For the Louvre of Leo: Italy is livid over loan
Nationalists angry France will host exhibit on artist
ROME — So versatile were Leonardo da Vinci’s talents in art and science and so boundless his visionary imagination, he is known to the world as the universal genius.
But not to Italy’s nationalist-tilting government, which is livid about plans by the Louvre museum in Paris for a blockbuster exhibit next year with as many as possible Leonardo masterpieces loaned from Italian museums to mark the 500th anniversary of the Renaissance artist’s death.
“It’s unfair, a mistaken deal,” Italian Culture Ministry Undersecretary Lucia Borgonzoni said of a 2017 agreement between a previous government and the Louvre. “Leonardo is an Italian genius,” she told The Associated Press this week.
Borgonzoni is a senator from the League, the “Italians-first” sovereignty-championing party in the nearly six-month-old populist government.
She was elaborating on comments earlier this month, in Italian daily Corriere della Sera, in which she said of Leonardo: “In France, all he did was die.”
Leonardo was born in 1452 in the Tuscan town of Vinci, Italy, and died in Amboise, France, in 1519.
Borgonzoni criticized how as part of the 2017 arrangement, Italy also pledged to program its own exhibits so they won’t compete with the Louvre mega-show.
The Louvre declined to comment on Italy’s objections, nor say which artworks it requested from Italy, noting it’s nearly a year before the four-months-long exhibit opens on Oct. 24, 2019.
Exhibit curator, Vincent Delieuvin, part of the Louvre’s staff, also serves on the Italian Culture Ministry’s committee which evaluated proposals from museums worldwide for the celebrations. He didn’t reply to an emailed request for comment.
“While respecting the autonomy of museums, national interests can’t be put in second place,” Borgonzoni told Corriere. “The French can’t have everything.”
And it appears they won’t get all they want.

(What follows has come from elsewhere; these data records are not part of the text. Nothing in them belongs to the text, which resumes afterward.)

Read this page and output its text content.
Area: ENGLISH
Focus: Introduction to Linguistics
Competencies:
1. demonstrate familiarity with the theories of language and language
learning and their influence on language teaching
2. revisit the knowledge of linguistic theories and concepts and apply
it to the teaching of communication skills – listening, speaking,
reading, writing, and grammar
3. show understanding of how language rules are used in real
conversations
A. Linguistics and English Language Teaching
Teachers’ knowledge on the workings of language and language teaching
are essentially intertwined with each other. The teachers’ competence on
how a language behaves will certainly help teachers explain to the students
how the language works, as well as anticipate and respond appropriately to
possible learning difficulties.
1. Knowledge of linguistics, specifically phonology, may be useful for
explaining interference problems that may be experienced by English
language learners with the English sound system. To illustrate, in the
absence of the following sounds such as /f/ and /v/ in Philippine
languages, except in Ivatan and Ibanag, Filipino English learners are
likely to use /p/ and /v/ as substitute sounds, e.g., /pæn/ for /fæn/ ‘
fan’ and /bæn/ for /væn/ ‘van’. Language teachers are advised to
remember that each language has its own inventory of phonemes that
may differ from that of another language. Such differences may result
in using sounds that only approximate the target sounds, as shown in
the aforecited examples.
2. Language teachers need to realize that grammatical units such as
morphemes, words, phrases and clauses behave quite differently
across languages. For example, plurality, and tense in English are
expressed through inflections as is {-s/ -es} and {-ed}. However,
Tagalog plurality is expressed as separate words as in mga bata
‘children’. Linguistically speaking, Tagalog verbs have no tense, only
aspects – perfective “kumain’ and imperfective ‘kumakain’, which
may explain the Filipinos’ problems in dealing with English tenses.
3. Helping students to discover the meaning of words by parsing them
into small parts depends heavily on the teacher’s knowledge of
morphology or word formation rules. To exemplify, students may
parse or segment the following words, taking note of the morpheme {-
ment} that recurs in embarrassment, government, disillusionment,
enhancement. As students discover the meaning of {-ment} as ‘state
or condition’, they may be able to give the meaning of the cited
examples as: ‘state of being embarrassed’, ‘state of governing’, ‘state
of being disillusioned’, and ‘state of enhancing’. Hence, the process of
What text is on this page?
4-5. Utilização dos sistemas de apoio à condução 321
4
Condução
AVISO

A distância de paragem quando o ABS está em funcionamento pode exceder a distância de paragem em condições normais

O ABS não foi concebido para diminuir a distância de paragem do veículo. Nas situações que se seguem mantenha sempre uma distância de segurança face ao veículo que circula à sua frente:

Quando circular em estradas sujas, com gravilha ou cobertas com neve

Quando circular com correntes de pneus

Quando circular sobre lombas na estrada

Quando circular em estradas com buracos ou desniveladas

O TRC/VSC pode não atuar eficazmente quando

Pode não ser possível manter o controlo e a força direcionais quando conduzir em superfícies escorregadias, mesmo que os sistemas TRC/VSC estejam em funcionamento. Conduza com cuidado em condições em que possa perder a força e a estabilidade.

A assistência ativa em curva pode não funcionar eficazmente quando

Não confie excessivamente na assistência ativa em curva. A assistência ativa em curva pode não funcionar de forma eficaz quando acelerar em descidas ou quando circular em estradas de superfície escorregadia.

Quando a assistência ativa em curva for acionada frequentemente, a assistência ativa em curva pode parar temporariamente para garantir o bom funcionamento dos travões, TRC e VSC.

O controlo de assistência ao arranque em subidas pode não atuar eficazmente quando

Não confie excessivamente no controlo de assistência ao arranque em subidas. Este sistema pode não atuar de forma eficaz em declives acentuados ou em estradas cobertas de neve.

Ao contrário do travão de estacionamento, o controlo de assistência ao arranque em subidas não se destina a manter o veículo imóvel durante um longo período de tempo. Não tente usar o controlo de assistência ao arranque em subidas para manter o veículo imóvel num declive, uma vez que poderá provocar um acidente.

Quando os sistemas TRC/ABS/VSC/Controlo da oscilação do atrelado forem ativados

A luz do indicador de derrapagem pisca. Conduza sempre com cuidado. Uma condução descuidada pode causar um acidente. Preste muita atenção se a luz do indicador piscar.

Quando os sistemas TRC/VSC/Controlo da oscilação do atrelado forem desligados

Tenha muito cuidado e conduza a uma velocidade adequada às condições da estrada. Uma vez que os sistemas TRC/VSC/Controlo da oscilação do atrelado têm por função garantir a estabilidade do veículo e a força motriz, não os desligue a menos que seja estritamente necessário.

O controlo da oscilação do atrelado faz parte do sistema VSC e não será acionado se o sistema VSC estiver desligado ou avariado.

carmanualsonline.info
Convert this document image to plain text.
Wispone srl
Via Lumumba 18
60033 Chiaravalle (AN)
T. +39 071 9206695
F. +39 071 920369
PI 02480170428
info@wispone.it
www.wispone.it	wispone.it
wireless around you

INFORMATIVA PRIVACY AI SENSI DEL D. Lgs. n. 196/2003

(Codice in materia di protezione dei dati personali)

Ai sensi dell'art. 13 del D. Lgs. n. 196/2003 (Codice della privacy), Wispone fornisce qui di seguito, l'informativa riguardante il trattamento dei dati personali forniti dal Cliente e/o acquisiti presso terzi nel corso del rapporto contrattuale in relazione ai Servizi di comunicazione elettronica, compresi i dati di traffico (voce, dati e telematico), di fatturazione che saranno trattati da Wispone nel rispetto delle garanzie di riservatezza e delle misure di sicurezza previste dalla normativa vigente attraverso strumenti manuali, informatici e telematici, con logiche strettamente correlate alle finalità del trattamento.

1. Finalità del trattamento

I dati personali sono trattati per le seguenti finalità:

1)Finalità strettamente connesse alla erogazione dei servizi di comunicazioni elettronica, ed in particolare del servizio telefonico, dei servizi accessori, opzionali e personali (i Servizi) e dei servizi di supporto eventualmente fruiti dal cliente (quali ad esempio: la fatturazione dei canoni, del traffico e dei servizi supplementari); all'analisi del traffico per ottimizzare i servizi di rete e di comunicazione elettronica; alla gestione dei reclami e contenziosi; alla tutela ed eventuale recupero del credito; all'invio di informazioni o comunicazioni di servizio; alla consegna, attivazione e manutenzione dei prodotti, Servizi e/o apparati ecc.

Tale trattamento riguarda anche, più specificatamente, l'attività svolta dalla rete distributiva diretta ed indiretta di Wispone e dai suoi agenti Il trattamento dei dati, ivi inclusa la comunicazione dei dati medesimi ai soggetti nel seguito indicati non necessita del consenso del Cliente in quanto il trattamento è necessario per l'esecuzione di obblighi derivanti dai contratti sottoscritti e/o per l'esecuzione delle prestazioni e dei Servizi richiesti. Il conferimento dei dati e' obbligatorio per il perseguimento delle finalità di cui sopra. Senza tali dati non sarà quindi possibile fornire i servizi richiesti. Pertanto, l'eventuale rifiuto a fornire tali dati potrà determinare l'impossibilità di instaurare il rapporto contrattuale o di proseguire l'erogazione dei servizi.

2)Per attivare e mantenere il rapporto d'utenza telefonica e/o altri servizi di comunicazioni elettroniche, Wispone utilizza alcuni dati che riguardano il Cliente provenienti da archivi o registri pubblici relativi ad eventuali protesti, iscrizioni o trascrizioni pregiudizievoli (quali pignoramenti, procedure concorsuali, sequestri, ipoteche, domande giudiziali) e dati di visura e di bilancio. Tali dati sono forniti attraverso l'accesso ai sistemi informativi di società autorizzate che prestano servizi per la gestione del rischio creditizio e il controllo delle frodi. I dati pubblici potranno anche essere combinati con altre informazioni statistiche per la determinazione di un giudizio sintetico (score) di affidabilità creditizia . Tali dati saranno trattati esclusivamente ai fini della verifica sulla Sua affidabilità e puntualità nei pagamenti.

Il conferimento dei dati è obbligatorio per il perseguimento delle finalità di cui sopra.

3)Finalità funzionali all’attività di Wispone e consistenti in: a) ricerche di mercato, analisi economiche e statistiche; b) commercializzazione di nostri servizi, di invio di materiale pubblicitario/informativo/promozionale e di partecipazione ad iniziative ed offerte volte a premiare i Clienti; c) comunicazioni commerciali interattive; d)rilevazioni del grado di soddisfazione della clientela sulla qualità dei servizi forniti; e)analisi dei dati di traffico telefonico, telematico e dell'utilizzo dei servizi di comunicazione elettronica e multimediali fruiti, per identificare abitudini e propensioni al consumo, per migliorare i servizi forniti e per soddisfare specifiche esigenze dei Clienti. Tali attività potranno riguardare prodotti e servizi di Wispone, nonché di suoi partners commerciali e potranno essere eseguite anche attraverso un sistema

The Uffizi Galleries in Florence is considering loaning the Louvre several Leonardo drawings. But director Eike D. Schmidt said his museum is nixing the Louvre’s request for its stellar trio of Leonardo paintings because “simply, these works are so extremely fragile. No museum in the world would ever lend them.”
Anniversary committee head Paolo Galluzzi, who directs the Galileo Museum in Florence, insisted that nationalism wasn’t a factor in evaluating anniversary proposals.
“Many could claim him. He was born in Vinci, trained in Florence, and developed in Milan,” Galluzzi said by telephone. “Politicians have different optics,” but in the “world of culture and science we don’t bother with these things.”
Ultimately, he said, what is being celebrated next year is a “universal genius.”